The success of fluoride as a remineralizing agent has been proven repeatedly over the years by various authors such as Ten Cate JM [18], Roveri et al. [19], and Gao et al. [20]. Fluoride has also been much superior compared to other non-fluoridated remineralizing agents, especially while facing acid challenges, and it has been proven by authors such as Oliviera et al., whose in vitro analysis proved that 1.1% NaF was a better remineralizing agent as compared to 10% CPP-ACP [21]. Bioactive glass (NovaMin) technology has proven to be at least as effective, if not better than fluoride. However, in an acid challenge, a high amount of fluoride has proven to be the best agent for remineralization. Unfortunately, increasing the fluoride content in most preparations would result in the adverse effects of fluoride toxicity. Therefore, an effective adjunct would be ideal as it would promote more fluoride uptake in lesser quantities of fluoride as well. This makes it safe even for the pediatric age group.

Arginine has been discovered as an agent increasing the pH of the biofilm since the 1980s. Since then, various studies conducted have proved the efficiency of arginine bicarbonate complex in combination with fluoride in a dentifrice formulation. In an experimental analysis conducted by Ten Cate and Cummins, 1.5% arginine bicarbonate complex and fluoride in a dentifrice formulation increased the reversal and arrest of early carious lesions in children [22]. In another assessment done by Bijle et al., it was proven that the formulation of 2% arginine and NaF showed a strong antimicrobial effect on biofilms containing S. mutans [23]. In an analysis conducted by Cheng et al., it became clear that the addition of arginine improved fluoride uptake and, therefore, the overall remineralization potential of the combined complex [24]. The results of the aforementioned studies were based on our results as well.
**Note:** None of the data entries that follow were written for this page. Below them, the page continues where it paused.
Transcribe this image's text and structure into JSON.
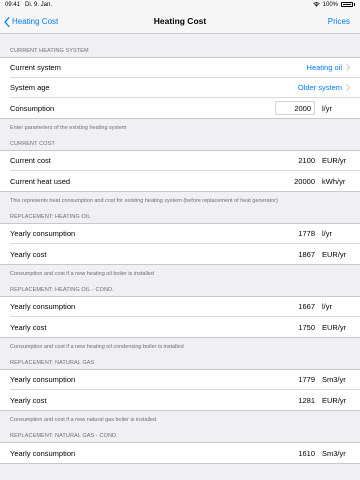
{
  "status": {
    "time": "09:41",
    "date": "Di. 9. Jan.",
    "battery": "100%"
  },
  "nav": {
    "back_label": "Heating Cost",
    "title": "Heating Cost",
    "right_label": "Prices"
  },
  "current_system": {
    "header": "Current Heating System",
    "rows": [
      {
        "label": "Current system",
        "value": "Heating oil"
      },
      {
        "label": "System age",
        "value": "Older system"
      }
    ],
    "consumption": {
      "label": "Consumption",
      "value": "2000",
      "unit": "l/yr"
    },
    "footer": "Enter parameters of the existing heating system"
  },
  "current_cost": {
    "header": "Current Cost",
    "rows": [
      {
        "label": "Current cost",
        "value": "2100",
        "unit": "EUR/yr"
      },
      {
        "label": "Current heat used",
        "value": "20000",
        "unit": "kWh/yr"
      }
    ],
    "footer": "This represents heat consumption and cost for existing heating system (before replacement of heat generator)"
  },
  "oil": {
    "header": "Replacement: Heating Oil",
    "rows": [
      {
        "label": "Yearly consumption",
        "value": "1778",
        "unit": "l/yr"
      },
      {
        "label": "Yearly cost",
        "value": "1867",
        "unit": "EUR/yr"
      }
    ],
    "footer": "Consumption and cost if a new heating oil boiler is installed"
  },
  "oil_cond": {
    "header": "Replacement: Heating Oil - Cond.",
    "rows": [
      {
        "label": "Yearly consumption",
        "value": "1667",
        "unit": "l/yr"
      },
      {
        "label": "Yearly cost",
        "value": "1750",
        "unit": "EUR/yr"
      }
    ],
    "footer": "Consumption and cost if a new heating oil condensing boiler is installed"
  },
  "gas": {
    "header": "Replacement: Natural Gas",
    "rows": [
      {
        "label": "Yearly consumption",
        "value": "1779",
        "unit": "Sm3/yr"
      },
      {
        "label": "Yearly cost",
        "value": "1281",
        "unit": "EUR/yr"
      }
    ],
    "footer": "Consumption and cost if a new natural gas boiler is installed"
  },
  "gas_cond": {
    "header": "Replacement: Natural Gas - Cond.",
    "rows": [
      {
        "label": "Yearly consumption",
        "value": "1610",
        "unit": "Sm3/yr"
      }
    ]
  }
}
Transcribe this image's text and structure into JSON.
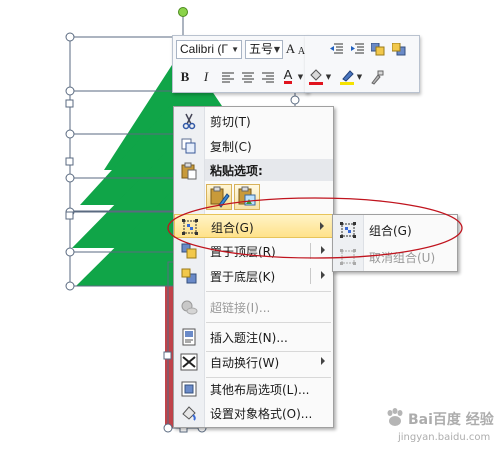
{
  "mini_toolbar": {
    "font_name": "Calibri (Г",
    "font_size": "五号",
    "grow_font_label": "A",
    "shrink_font_label": "A",
    "bold_label": "B",
    "italic_label": "I",
    "font_color_label": "A",
    "font_color": "#e0141e",
    "highlight_color": "#f5e200",
    "fill_color": "#e0141e"
  },
  "context_menu": {
    "items": [
      {
        "label": "剪切(T)",
        "icon": "cut-icon"
      },
      {
        "label": "复制(C)",
        "icon": "copy-icon"
      },
      {
        "label": "粘贴选项:",
        "icon": "paste-icon"
      },
      {
        "label": "组合(G)",
        "icon": "group-icon"
      },
      {
        "label": "置于顶层(R)",
        "icon": "bring-to-front-icon"
      },
      {
        "label": "置于底层(K)",
        "icon": "send-to-back-icon"
      },
      {
        "label": "超链接(I)...",
        "icon": "hyperlink-icon"
      },
      {
        "label": "插入题注(N)...",
        "icon": "insert-caption-icon"
      },
      {
        "label": "自动换行(W)",
        "icon": "text-wrap-icon"
      },
      {
        "label": "其他布局选项(L)...",
        "icon": "layout-options-icon"
      },
      {
        "label": "设置对象格式(O)...",
        "icon": "format-object-icon"
      }
    ]
  },
  "submenu": {
    "items": [
      {
        "label": "组合(G)",
        "icon": "group-icon"
      },
      {
        "label": "取消组合(U)",
        "icon": "ungroup-icon"
      }
    ]
  },
  "watermark": {
    "text": "Bai百度 经验",
    "url": "jingyan.baidu.com"
  },
  "colors": {
    "tree_green": "#10a548",
    "annotation_red": "#c0141e",
    "highlight": "#ffe28a"
  }
}
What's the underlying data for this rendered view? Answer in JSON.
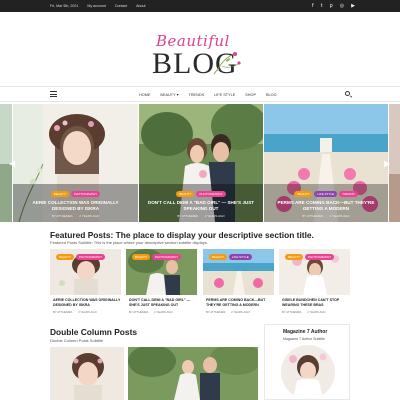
{
  "topbar": {
    "links": [
      "Fri, Mar 5th, 2021",
      "My account",
      "Contact",
      "About"
    ],
    "social_icons": [
      "facebook-icon",
      "twitter-icon",
      "pinterest-icon",
      "instagram-icon",
      "youtube-icon"
    ],
    "social_glyphs": [
      "f",
      "t",
      "p",
      "◎",
      "▶"
    ]
  },
  "logo": {
    "script": "Beautiful",
    "main": "BLOG"
  },
  "nav": {
    "items": [
      "HOME",
      "BEAUTY ▾",
      "TRENDS",
      "LIFE STYLE",
      "SHOP",
      "BLOG"
    ]
  },
  "slider": {
    "slides": [
      {
        "badges": [
          "BEAUTY",
          "PHOTOGRAPHY"
        ],
        "title": "AERIE COLLECTION WAS ORIGINALLY DESIGNED BY ISKRA",
        "author": "BY ATTHEMES",
        "date": "2 YEARS AGO"
      },
      {
        "badges": [
          "BEAUTY",
          "PHOTOGRAPHY"
        ],
        "title": "DON'T CALL DEMI A \"BAD GIRL\" — SHE'S JUST SPEAKING OUT",
        "author": "BY ATTHEMES",
        "date": "2 YEARS AGO"
      },
      {
        "badges": [
          "BEAUTY",
          "LIFE STYLE",
          "TRENDS"
        ],
        "title": "PERMS ARE COMING BACK—BUT THEY'RE GETTING A MODERN",
        "author": "BY ATTHEMES",
        "date": "2 YEARS AGO"
      }
    ],
    "prev_arrow": "◀",
    "next_arrow": "▶"
  },
  "featured": {
    "title": "Featured Posts: The place to display your descriptive section title.",
    "subtitle": "Featured Posts Subtitle: This is the place where your descriptive section subtitle displays.",
    "cards": [
      {
        "badges": [
          "BEAUTY",
          "PHOTOGRAPHY"
        ],
        "title": "AERIE COLLECTION WAS ORIGINALLY DESIGNED BY ISKRA",
        "author": "BY ATTHEMES",
        "date": "2 YEARS AGO"
      },
      {
        "badges": [
          "BEAUTY",
          "PHOTOGRAPHY"
        ],
        "title": "DON'T CALL DEMI A \"BAD GIRL\" — SHE'S JUST SPEAKING OUT",
        "author": "BY ATTHEMES",
        "date": "2 YEARS AGO"
      },
      {
        "badges": [
          "BEAUTY",
          "LIFE STYLE"
        ],
        "title": "PERMS ARE COMING BACK—BUT THEY'RE GETTING A MODERN",
        "author": "BY ATTHEMES",
        "date": "2 YEARS AGO"
      },
      {
        "badges": [
          "BEAUTY",
          "PHOTOGRAPHY"
        ],
        "title": "GISELE BUNDCHEN CAN'T STOP WEARING THESE BRAS",
        "author": "BY ATTHEMES",
        "date": "2 YEARS AGO"
      }
    ]
  },
  "double_column": {
    "title": "Double Column Posts",
    "subtitle": "Double Column Posts Subtitle"
  },
  "author_widget": {
    "title": "Magazine 7 Author",
    "subtitle": "Magazine 7 Author Subtitle"
  },
  "colors": {
    "accent": "#e0418c",
    "badge_orange": "#f39c12",
    "badge_pink": "#e84393",
    "badge_purple": "#8e44ad"
  }
}
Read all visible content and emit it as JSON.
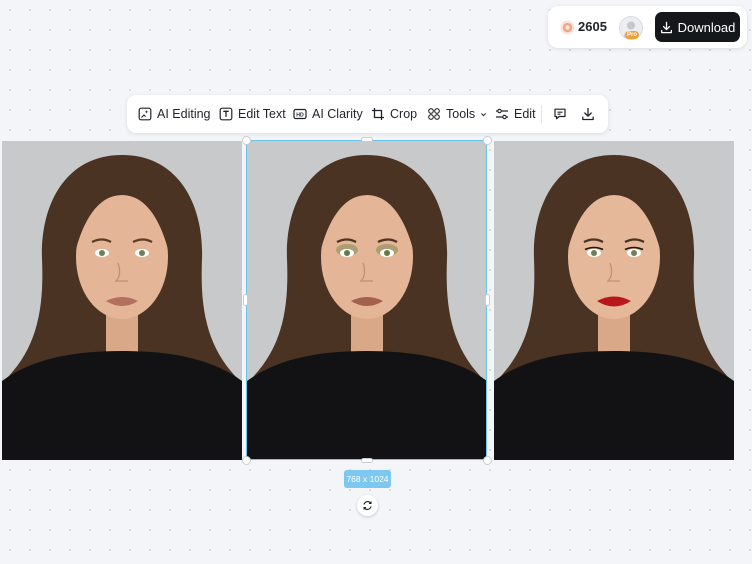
{
  "account": {
    "credits": "2605",
    "pro_badge": "Pro",
    "download_label": "Download",
    "credit_icon": "coin-icon",
    "avatar_icon": "user-avatar-icon"
  },
  "toolbar": {
    "items": [
      {
        "label": "AI Editing",
        "icon": "ai-edit-icon"
      },
      {
        "label": "Edit Text",
        "icon": "text-icon"
      },
      {
        "label": "AI Clarity",
        "icon": "hd-icon"
      },
      {
        "label": "Crop",
        "icon": "crop-icon"
      },
      {
        "label": "Tools",
        "icon": "grid-icon"
      },
      {
        "label": "Edit",
        "icon": "sliders-icon"
      }
    ],
    "comment_icon": "comment-icon",
    "download_icon": "download-icon"
  },
  "canvas": {
    "images": [
      {
        "name": "portrait-natural",
        "lip_color": "#b4705f"
      },
      {
        "name": "portrait-green-eyeshadow",
        "lip_color": "#a4604f",
        "selected": true
      },
      {
        "name": "portrait-red-lips",
        "lip_color": "#b8181c"
      }
    ],
    "selected_size": "768 x 1024",
    "rotate_icon": "rotate-icon"
  },
  "colors": {
    "accent": "#6cc3ee",
    "download_bg": "#16171b",
    "credit": "#e98a6a"
  }
}
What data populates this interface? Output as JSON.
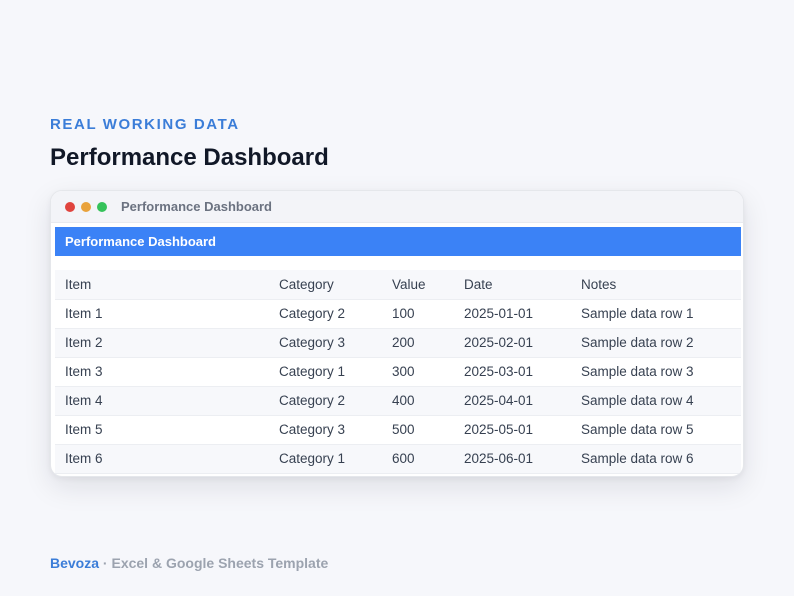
{
  "eyebrow": "REAL WORKING DATA",
  "page_title": "Performance Dashboard",
  "window": {
    "title": "Performance Dashboard",
    "sheet_header": "Performance Dashboard",
    "traffic_lights": [
      "close",
      "minimize",
      "maximize"
    ]
  },
  "table": {
    "columns": [
      "Item",
      "Category",
      "Value",
      "Date",
      "Notes"
    ],
    "rows": [
      [
        "Item 1",
        "Category 2",
        "100",
        "2025-01-01",
        "Sample data row 1"
      ],
      [
        "Item 2",
        "Category 3",
        "200",
        "2025-02-01",
        "Sample data row 2"
      ],
      [
        "Item 3",
        "Category 1",
        "300",
        "2025-03-01",
        "Sample data row 3"
      ],
      [
        "Item 4",
        "Category 2",
        "400",
        "2025-04-01",
        "Sample data row 4"
      ],
      [
        "Item 5",
        "Category 3",
        "500",
        "2025-05-01",
        "Sample data row 5"
      ],
      [
        "Item 6",
        "Category 1",
        "600",
        "2025-06-01",
        "Sample data row 6"
      ]
    ]
  },
  "footer": {
    "brand": "Bevoza",
    "separator": " · ",
    "text": "Excel & Google Sheets Template"
  },
  "colors": {
    "accent": "#3b7dd8",
    "header_bar": "#3b82f6",
    "close": "#e0443e",
    "minimize": "#e9a23b",
    "maximize": "#35c25a"
  }
}
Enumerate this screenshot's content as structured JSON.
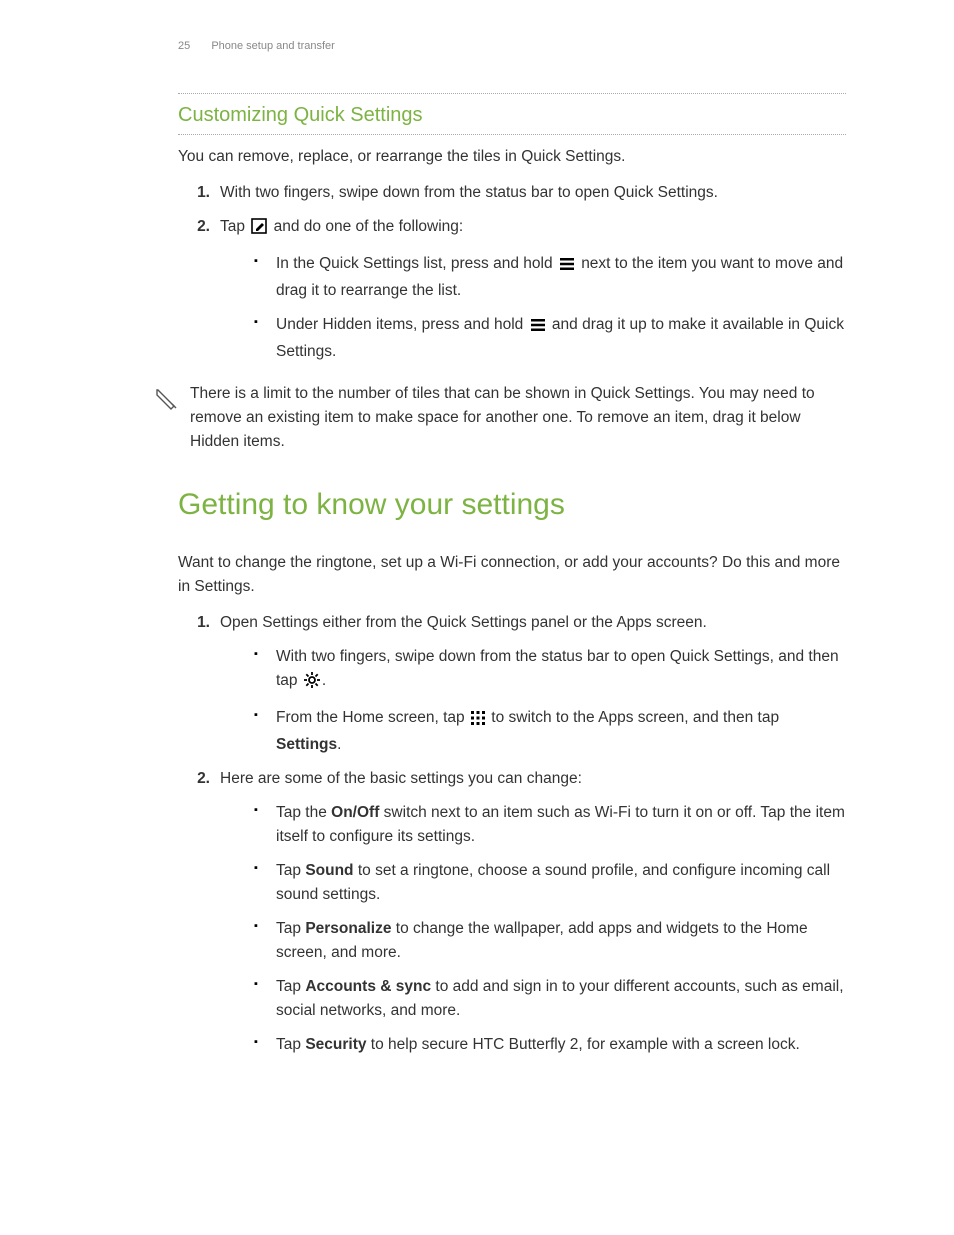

Our study proved that the arginine bicarbonate complex combined with fluoride proved to be more effective than CPP-ACP as well as the bioactive glass technology.

The drawbacks of the present in vitro study include the non-evaluation of subsurface remineralization, although surface remineralization was confirmed. Invitro remineralization is quite different from in vivo remineralization in the oral cavity. Thus, the creation of clinical conditions must exercised with caution because of the obvious limitations of in vitro studies.


Very few studies have been conducted to prove the efficiency of arginine complexes for their remineralizing potential. With the limitations of our study, the present study proved arginine complexes with fluoride as superior to non-fluoridated remineralizing agents. Arginine complexes showed the highest remineralizing potential, followed by GC tooth mousse and followed by NovaMin technology. However, more studies with larger samples are required to come to conclusive results.